Shireman acknowledges that not-for-profits may focus more on broader goals of care and therapy, although they still need to maintain a margin to stay in business. “This has been a longstanding debate in the nursing home industry—whether for-profit versus not-for-profit status really makes a significant difference in quality of care,” she said. “There are excellent for-profit and less-than-ideal not-for-profit nursing homes, so it’s hard to make an absolute distinction.”

Shireman stresses that this issue just isn’t about medications, but about how we provide the best care for nursing home residents. “Much like childcare, we need to ensure quality care while balancing economic pressures,” she said. “We need to step away from purely economic-driven decisions and prioritize humanity and dignity.”

Shireman believes that the criticism of nursing homes is overly simplistic and doesn’t tell the full story. She is encouraged to see that, by and large, nursing homes are doing right by people with dementia. She emphasizes the need for public health professionals to support nursing home staff in making better care decisions while recognizing the hard work they do.

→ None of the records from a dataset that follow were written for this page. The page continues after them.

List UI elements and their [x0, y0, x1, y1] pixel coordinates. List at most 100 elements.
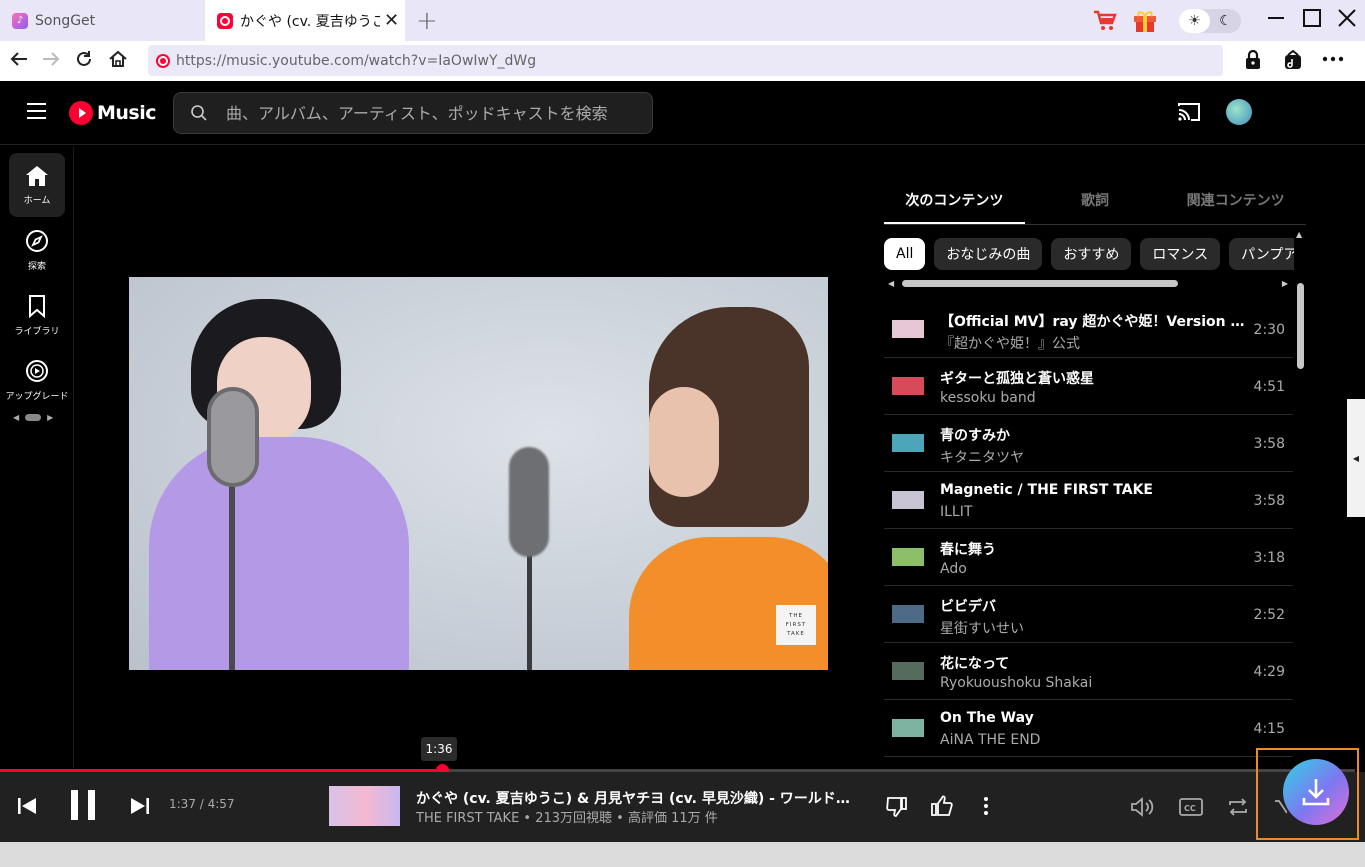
extension-icon[interactable] — [1283, 49, 1303, 71]
queue-item[interactable]: 春に舞う Ado 3:18 — [884, 529, 1293, 586]
chip-romance[interactable]: ロマンス — [1140, 238, 1221, 270]
sidebar-item-home[interactable]: ホーム — [9, 153, 65, 217]
avatar[interactable] — [1226, 99, 1252, 125]
queue-item[interactable]: 青のすみか キタニタツヤ 3:58 — [884, 415, 1293, 472]
queue-item-title: 春に舞う — [940, 542, 996, 558]
queue-item-title: Magnetic / THE FIRST TAKE — [940, 482, 1153, 498]
chips-scrollbar[interactable]: ◀ ▶ — [888, 278, 1288, 288]
queue-item-title: 花になって — [940, 656, 1010, 672]
tab-songget[interactable]: ♪ SongGet — [0, 0, 205, 41]
queue-item-thumbnail[interactable] — [892, 719, 924, 737]
next-track-icon[interactable] — [130, 797, 150, 815]
queue-item-artist: キタニタツヤ — [940, 450, 1024, 466]
seek-time-tooltip: 1:36 — [421, 737, 457, 761]
chip-all[interactable]: All — [884, 238, 926, 270]
logo-text: Music — [97, 102, 157, 124]
queue-item[interactable]: ギターと孤独と蒼い惑星 kessoku band 4:51 — [884, 358, 1293, 415]
chip-recommended[interactable]: おすすめ — [1051, 238, 1132, 270]
video-player[interactable]: THE FIRST TAKE — [129, 277, 828, 670]
scroll-up-icon[interactable]: ▲ — [1296, 230, 1302, 239]
queue-item[interactable]: 花になって Ryokuoushoku Shakai 4:29 — [884, 643, 1293, 700]
now-playing-subtitle[interactable]: THE FIRST TAKE • 213万回視聴 • 高評価 11万 件 — [416, 807, 861, 826]
queue-item-duration: 2:30 — [1253, 322, 1285, 338]
close-tab-icon[interactable]: ✕ — [384, 10, 399, 31]
queue-item-thumbnail[interactable] — [892, 491, 924, 509]
previous-track-icon[interactable] — [17, 797, 37, 815]
home-icon[interactable] — [108, 49, 128, 69]
sidebar-item-label: 探索 — [27, 261, 46, 272]
sidebar-item-upgrade[interactable]: アップグレード — [6, 348, 69, 412]
more-options-icon[interactable] — [982, 796, 990, 816]
queue-item-thumbnail[interactable] — [892, 377, 924, 395]
queue-item[interactable]: On The Way AiNA THE END 4:15 — [884, 700, 1293, 757]
url-text[interactable]: https://music.youtube.com/watch?v=IaOwIw… — [176, 53, 536, 69]
sidebar-scrollbar[interactable]: ◀ ▶ — [13, 413, 53, 422]
now-playing-title[interactable]: かぐや (cv. 夏吉ゆうこ) & 月見ヤチヨ (cv. 早見沙織) - ワール… — [416, 788, 861, 808]
youtube-music-favicon-icon — [156, 53, 170, 68]
cast-icon[interactable] — [1177, 101, 1201, 123]
scroll-left-icon[interactable]: ◀ — [888, 279, 894, 288]
queue-item-duration: 3:18 — [1253, 550, 1285, 566]
queue-item-thumbnail[interactable] — [892, 662, 924, 680]
back-arrow-icon[interactable] — [9, 49, 29, 69]
moon-icon[interactable]: ☾ — [1210, 9, 1241, 33]
cart-icon[interactable] — [1093, 0, 1117, 41]
sidebar-item-library[interactable]: ライブラリ — [9, 283, 65, 347]
queue-item-thumbnail[interactable] — [892, 320, 924, 338]
scroll-thumb[interactable] — [25, 414, 42, 421]
download-button[interactable] — [1283, 759, 1349, 825]
sidebar-item-explore[interactable]: 探索 — [9, 218, 65, 282]
scroll-thumb[interactable] — [902, 279, 1178, 287]
volume-icon[interactable] — [1130, 796, 1156, 818]
chip-familiar[interactable]: おなじみの曲 — [934, 238, 1043, 270]
thumbs-up-icon[interactable] — [930, 794, 954, 818]
close-window-icon[interactable] — [1337, 8, 1357, 28]
reload-icon[interactable] — [74, 49, 94, 69]
hamburger-menu-icon[interactable] — [27, 103, 46, 119]
repeat-icon[interactable] — [1226, 795, 1250, 819]
scroll-right-icon[interactable]: ▶ — [47, 413, 53, 422]
chip-pump-up[interactable]: パンプアップ — [1229, 238, 1294, 270]
tab-up-next[interactable]: 次のコンテンツ — [884, 181, 1025, 224]
tab-youtube-music[interactable]: かぐや (cv. 夏吉ゆうこ) & ✕ — [205, 0, 405, 41]
queue-item-artist: 『超かぐや姫！』公式 — [940, 336, 1080, 352]
tab-lyrics[interactable]: 歌詞 — [1025, 181, 1166, 224]
queue-item-thumbnail[interactable] — [892, 605, 924, 623]
search-input[interactable] — [226, 103, 616, 123]
now-playing-thumbnail[interactable] — [329, 786, 400, 826]
minimize-icon[interactable] — [1266, 8, 1286, 28]
queue-item-artist: Ryokuoushoku Shakai — [940, 675, 1093, 691]
collapse-side-panel-tab[interactable]: ◀ — [1347, 399, 1365, 517]
lock-icon[interactable] — [1243, 49, 1263, 71]
maximize-icon[interactable] — [1302, 8, 1322, 28]
sidebar-item-label: アップグレード — [5, 391, 69, 402]
tab-related[interactable]: 関連コンテンツ — [1165, 181, 1306, 224]
queue-item[interactable]: 【Official MV】ray 超かぐや姫！Version / かぐや (cv… — [884, 301, 1293, 358]
sun-icon[interactable]: ☀ — [1179, 9, 1210, 33]
forward-arrow-icon[interactable] — [41, 49, 61, 69]
queue-item-artist: AiNA THE END — [940, 732, 1041, 748]
closed-captions-icon[interactable]: CC — [1179, 797, 1203, 817]
youtube-music-logo[interactable]: Music — [69, 101, 157, 125]
queue-item-thumbnail[interactable] — [892, 434, 924, 452]
scroll-left-icon[interactable]: ◀ — [13, 413, 19, 422]
pause-icon[interactable] — [70, 789, 96, 821]
queue-item[interactable]: ビビデバ 星街すいせい 2:52 — [884, 586, 1293, 643]
url-field[interactable]: https://music.youtube.com/watch?v=IaOwIw… — [148, 45, 1223, 76]
gift-icon[interactable] — [1132, 0, 1158, 41]
queue-item[interactable]: Magnetic / THE FIRST TAKE ILLIT 3:58 — [884, 472, 1293, 529]
youtube-music-logo-icon — [69, 101, 93, 125]
new-tab-icon[interactable]: + — [416, 6, 438, 36]
queue-item-duration: 3:58 — [1253, 493, 1285, 509]
queue-list: 【Official MV】ray 超かぐや姫！Version / かぐや (cv… — [884, 301, 1293, 757]
thumbs-down-icon[interactable] — [885, 795, 909, 819]
theme-toggle[interactable]: ☀ ☾ — [1179, 9, 1241, 33]
scroll-right-icon[interactable]: ▶ — [1282, 279, 1288, 288]
queue-scroll-thumb[interactable] — [1297, 283, 1304, 369]
tab-title: かぐや (cv. 夏吉ゆうこ) & — [240, 13, 380, 30]
compass-icon — [25, 229, 49, 253]
more-menu-icon[interactable] — [1322, 49, 1344, 69]
search-box[interactable] — [173, 92, 653, 134]
queue-item-thumbnail[interactable] — [892, 548, 924, 566]
queue-item-duration: 4:51 — [1253, 379, 1285, 395]
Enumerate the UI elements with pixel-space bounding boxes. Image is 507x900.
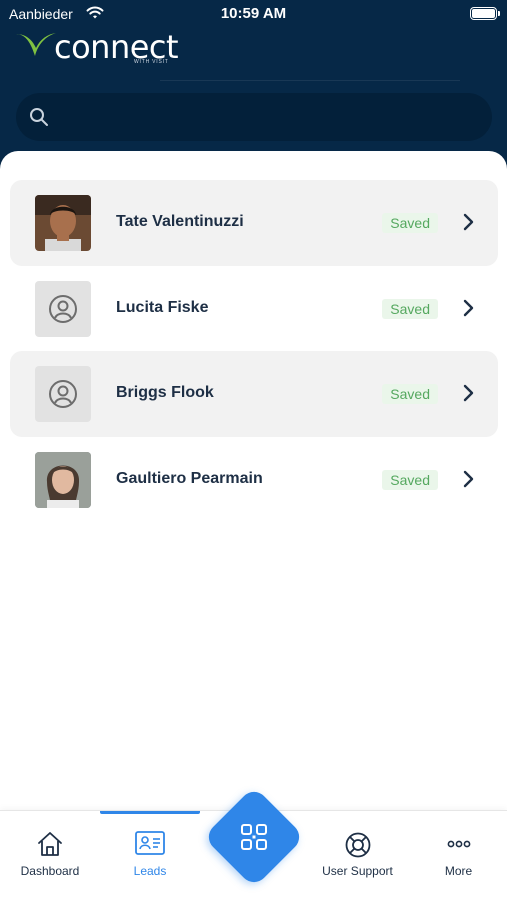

“I believe the National Partnership and its quality measures have already done a good job of reducing potentially inappropriate use of antipsychotics,” she said. “Now it’s important to trust the professionals on the ground to make the best decisions for their patients. We’ve successfully reduced a lot of unnecessary use, but our goal shouldn’t be to eliminate antipsychotic use entirely—just to use it appropriately when truly needed.”